Tens of thousands of Americans get sick from infections spread by animals, the U.S. Centers for Disease Control and Prevention reports. The term for it is zoonotics.
Perhaps it's not surprising when one considers how much contact occurs between animals and humans, whether in agriculture, outdoor adventures or with household pets.
It's nothing new, but it's possibly happening more often than it used to.
'A rare infection'
"I think that some infections are becoming more common when we think of diseases that we can get from wildlife just because of the way that humans are encroaching upon habitat that used to be solely for wildlife," said Dr. Jennifer Granick, an assistant professor at the University of Minnesota College of Veterinary Medicine who specializes in zoonotics.
Occasionally the animal-to-people disease connection gets more attention, as when the Washington Post reported in August that a West Bend, Wis., man had to have his legs and hands amputated after he was infected by a bacteria from a dog that licked him.
Before you banish your Boston terrier to the basement, be assured that what happened to that man was an aberration.
"Yes, that is a rare infection," Granick said. "That bacteria that infected the gentleman in Wisconsin is a normal bacteria that's found in the mouth of cats and dogs. If you think about the number of cats and dogs that not just share homes but probably ice cream cones with people, if it was something that was more contagious, you would hear a lot more about it."
When it comes to pet-caused infections, Granick said the most common source is what you'd probably expect: bites.
Any bite is something that should be taken seriously.
"If we have a bite wound, we don't wait for it to become an infection," Granick said. "We send those folks right away to the doctor to get appropriate therapy."
'Very sharp teeth'
Edwards said she's pretty sure she knows where her infection started, although the bite seemed minor at the time.
She was playing with her daughter's puppy, Edwards said, when she commented on how sharp its teeth were.
"Because I pulled my hand up," she related. "I don't know if I was bleeding or not, but it was scratched. That little puppy had some very sharp teeth."
A veterinarian for 15 years, Granick said she experienced bites early in her career, including one from a cat that sent her to the emergency room. A bacteria in a cat's bite can make someone very ill if they're not treated, she said, so she received antibiotics.
But the good news when it comes to pets is that cross-species infections can be largely prevented by taking common-sense precautions, Granick said.

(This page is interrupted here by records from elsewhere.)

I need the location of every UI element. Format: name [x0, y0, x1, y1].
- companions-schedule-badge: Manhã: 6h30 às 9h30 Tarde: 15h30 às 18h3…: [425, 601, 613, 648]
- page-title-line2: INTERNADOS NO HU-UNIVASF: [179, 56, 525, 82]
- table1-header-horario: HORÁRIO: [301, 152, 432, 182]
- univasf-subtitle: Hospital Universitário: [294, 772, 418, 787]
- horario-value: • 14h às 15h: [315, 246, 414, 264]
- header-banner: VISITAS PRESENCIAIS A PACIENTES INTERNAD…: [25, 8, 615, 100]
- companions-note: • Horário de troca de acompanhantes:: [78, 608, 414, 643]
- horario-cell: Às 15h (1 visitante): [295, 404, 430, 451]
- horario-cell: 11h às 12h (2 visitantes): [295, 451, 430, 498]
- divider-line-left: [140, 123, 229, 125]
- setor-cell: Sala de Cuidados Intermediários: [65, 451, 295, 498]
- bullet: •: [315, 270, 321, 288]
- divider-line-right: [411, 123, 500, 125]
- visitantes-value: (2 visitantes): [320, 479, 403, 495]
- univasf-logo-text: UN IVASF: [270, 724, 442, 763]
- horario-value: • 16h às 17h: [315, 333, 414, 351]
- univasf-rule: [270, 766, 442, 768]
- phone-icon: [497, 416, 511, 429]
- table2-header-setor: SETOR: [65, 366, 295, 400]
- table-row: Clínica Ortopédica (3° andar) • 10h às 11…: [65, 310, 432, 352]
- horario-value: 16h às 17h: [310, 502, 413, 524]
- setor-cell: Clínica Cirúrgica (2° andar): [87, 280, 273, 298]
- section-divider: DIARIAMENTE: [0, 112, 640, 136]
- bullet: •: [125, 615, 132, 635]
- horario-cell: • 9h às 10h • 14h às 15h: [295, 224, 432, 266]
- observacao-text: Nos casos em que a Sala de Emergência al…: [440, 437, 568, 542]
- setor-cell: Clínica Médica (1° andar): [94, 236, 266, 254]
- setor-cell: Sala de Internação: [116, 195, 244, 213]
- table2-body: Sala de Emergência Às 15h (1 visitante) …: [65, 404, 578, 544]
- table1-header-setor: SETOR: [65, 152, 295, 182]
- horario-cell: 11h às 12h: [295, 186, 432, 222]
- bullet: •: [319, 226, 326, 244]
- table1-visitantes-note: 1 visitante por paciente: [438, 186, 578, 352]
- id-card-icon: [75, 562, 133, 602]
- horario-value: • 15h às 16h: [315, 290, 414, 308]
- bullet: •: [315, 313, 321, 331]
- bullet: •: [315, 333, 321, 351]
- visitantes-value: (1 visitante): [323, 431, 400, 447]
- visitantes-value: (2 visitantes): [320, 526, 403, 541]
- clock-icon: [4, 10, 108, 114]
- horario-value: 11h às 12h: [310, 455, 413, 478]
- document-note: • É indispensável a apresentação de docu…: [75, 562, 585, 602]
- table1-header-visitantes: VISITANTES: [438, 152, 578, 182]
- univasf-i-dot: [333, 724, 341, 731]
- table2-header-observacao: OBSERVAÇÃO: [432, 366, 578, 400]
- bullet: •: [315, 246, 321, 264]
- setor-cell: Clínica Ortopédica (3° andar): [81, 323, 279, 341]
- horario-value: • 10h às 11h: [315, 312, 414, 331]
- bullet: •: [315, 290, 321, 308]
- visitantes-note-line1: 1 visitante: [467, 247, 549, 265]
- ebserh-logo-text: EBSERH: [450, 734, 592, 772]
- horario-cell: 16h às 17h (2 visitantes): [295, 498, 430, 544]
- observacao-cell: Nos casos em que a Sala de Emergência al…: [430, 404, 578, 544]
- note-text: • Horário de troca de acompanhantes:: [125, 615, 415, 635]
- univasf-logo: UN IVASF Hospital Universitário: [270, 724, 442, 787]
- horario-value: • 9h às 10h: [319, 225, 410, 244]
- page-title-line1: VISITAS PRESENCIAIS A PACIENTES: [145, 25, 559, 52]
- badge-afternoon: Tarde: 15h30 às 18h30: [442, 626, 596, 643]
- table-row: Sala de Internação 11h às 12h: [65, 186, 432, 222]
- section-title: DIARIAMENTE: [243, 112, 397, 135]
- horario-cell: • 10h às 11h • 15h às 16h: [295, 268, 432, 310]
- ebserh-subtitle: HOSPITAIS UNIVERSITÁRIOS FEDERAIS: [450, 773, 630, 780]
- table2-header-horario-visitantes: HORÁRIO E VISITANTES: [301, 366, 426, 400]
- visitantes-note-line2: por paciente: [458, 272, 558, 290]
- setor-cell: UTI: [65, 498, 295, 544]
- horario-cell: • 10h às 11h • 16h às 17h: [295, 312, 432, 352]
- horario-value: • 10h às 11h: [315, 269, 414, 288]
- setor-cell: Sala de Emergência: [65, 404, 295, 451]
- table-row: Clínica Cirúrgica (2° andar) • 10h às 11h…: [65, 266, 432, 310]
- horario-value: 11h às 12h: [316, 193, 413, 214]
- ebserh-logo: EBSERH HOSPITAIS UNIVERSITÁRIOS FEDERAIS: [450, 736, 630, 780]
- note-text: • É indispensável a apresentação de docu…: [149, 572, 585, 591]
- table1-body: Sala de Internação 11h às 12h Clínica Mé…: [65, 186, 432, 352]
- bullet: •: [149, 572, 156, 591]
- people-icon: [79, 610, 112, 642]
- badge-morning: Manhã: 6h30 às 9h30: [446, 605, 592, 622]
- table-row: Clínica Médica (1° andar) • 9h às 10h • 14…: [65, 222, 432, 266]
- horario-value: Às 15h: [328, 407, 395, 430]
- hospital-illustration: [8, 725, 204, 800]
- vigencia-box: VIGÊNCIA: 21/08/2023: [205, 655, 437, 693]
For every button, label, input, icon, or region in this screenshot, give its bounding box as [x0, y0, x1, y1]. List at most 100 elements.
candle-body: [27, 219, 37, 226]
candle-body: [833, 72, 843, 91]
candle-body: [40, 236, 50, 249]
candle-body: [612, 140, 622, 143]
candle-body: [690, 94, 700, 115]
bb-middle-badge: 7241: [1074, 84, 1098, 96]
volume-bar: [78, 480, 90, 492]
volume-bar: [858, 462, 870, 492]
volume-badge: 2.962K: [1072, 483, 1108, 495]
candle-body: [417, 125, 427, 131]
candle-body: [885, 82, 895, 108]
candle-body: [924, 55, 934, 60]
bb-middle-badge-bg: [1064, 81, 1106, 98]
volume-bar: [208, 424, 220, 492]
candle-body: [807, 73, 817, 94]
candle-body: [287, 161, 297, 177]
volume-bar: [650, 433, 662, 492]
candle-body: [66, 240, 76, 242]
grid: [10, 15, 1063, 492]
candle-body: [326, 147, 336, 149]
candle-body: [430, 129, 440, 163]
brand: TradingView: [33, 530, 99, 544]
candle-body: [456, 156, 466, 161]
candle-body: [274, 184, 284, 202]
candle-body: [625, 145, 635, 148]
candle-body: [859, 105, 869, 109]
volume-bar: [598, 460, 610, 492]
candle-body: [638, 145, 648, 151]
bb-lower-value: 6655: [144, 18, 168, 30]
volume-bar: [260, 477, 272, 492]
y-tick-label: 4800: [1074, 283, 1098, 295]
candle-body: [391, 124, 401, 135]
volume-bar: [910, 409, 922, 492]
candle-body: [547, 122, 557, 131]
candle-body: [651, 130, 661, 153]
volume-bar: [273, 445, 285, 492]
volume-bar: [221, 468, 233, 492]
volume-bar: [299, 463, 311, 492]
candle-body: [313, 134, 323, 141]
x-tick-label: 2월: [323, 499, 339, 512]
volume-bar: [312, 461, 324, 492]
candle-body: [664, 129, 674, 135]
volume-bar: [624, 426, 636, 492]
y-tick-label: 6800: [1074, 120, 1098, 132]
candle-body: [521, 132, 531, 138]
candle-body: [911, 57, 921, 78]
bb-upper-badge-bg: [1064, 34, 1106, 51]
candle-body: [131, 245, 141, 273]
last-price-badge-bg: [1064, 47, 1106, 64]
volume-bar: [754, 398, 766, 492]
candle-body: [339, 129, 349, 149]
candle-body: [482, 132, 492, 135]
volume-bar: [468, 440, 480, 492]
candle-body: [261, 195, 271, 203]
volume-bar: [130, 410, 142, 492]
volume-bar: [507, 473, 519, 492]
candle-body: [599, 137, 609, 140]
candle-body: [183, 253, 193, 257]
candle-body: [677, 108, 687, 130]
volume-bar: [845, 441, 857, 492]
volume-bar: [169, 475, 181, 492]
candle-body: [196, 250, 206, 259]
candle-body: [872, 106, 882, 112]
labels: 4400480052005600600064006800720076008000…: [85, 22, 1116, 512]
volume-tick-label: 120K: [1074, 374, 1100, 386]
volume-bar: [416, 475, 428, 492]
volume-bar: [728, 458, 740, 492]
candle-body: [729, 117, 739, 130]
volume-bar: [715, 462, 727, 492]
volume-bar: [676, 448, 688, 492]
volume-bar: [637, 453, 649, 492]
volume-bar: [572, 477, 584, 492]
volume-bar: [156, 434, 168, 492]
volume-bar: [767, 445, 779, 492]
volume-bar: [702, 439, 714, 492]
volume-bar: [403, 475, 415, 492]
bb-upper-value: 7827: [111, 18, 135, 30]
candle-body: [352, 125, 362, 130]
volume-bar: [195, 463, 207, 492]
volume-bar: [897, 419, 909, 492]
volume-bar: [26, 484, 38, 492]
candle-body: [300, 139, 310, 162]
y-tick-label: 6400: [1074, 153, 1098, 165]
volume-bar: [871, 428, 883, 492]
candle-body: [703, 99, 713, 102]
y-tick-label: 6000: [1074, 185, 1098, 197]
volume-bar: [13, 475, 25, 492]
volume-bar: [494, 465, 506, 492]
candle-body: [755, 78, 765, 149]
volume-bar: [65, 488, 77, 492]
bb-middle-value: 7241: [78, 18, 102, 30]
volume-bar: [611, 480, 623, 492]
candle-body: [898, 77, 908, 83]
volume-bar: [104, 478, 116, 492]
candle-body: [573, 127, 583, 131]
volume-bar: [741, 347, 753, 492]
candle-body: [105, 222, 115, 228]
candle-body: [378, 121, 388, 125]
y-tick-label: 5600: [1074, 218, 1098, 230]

• Wear gloves or some sort of hand protection when handling urine and feces.
• Wash your hands after contact with animals.
• Don't approach animals that you don't know.
• Take your pet to the veterinarian for preventative care. Vaccinations and deworming can protect you as well as your pet.
• If you get bit, seek medical attention immediately.
It happens that the bacteria that attacked Edwards was Capnocytophaga, the same bacteria that infected the West Bend man. But Edwards fully recovered without drastic measures.
The experience caused her to be much more careful for a while, she said. She wouldn't even touch her own dog without wearing gloves. But she stopped doing that, and she doesn't wash her hands after handling the dog, either.
"I think about it briefly, but I don't," Edwards said.
However, she vows if she ever experiences symptoms like she did when her illness started, she'll call an ambulance right away.
Granick doesn't want people to refrain from having pets. Scientific evidence demonstrates that the health benefits from pets - in terms of cardiovascular and emotional health - far outweigh any risk, she said.
"The main point is that people shouldn't get too worried," Granick said. "I try to make sure that my pets don't lick mouths and faces, but sometimes that's hard. But, you know, I've got young kids, and I've got two dogs and a cat in my house. I'm not worried."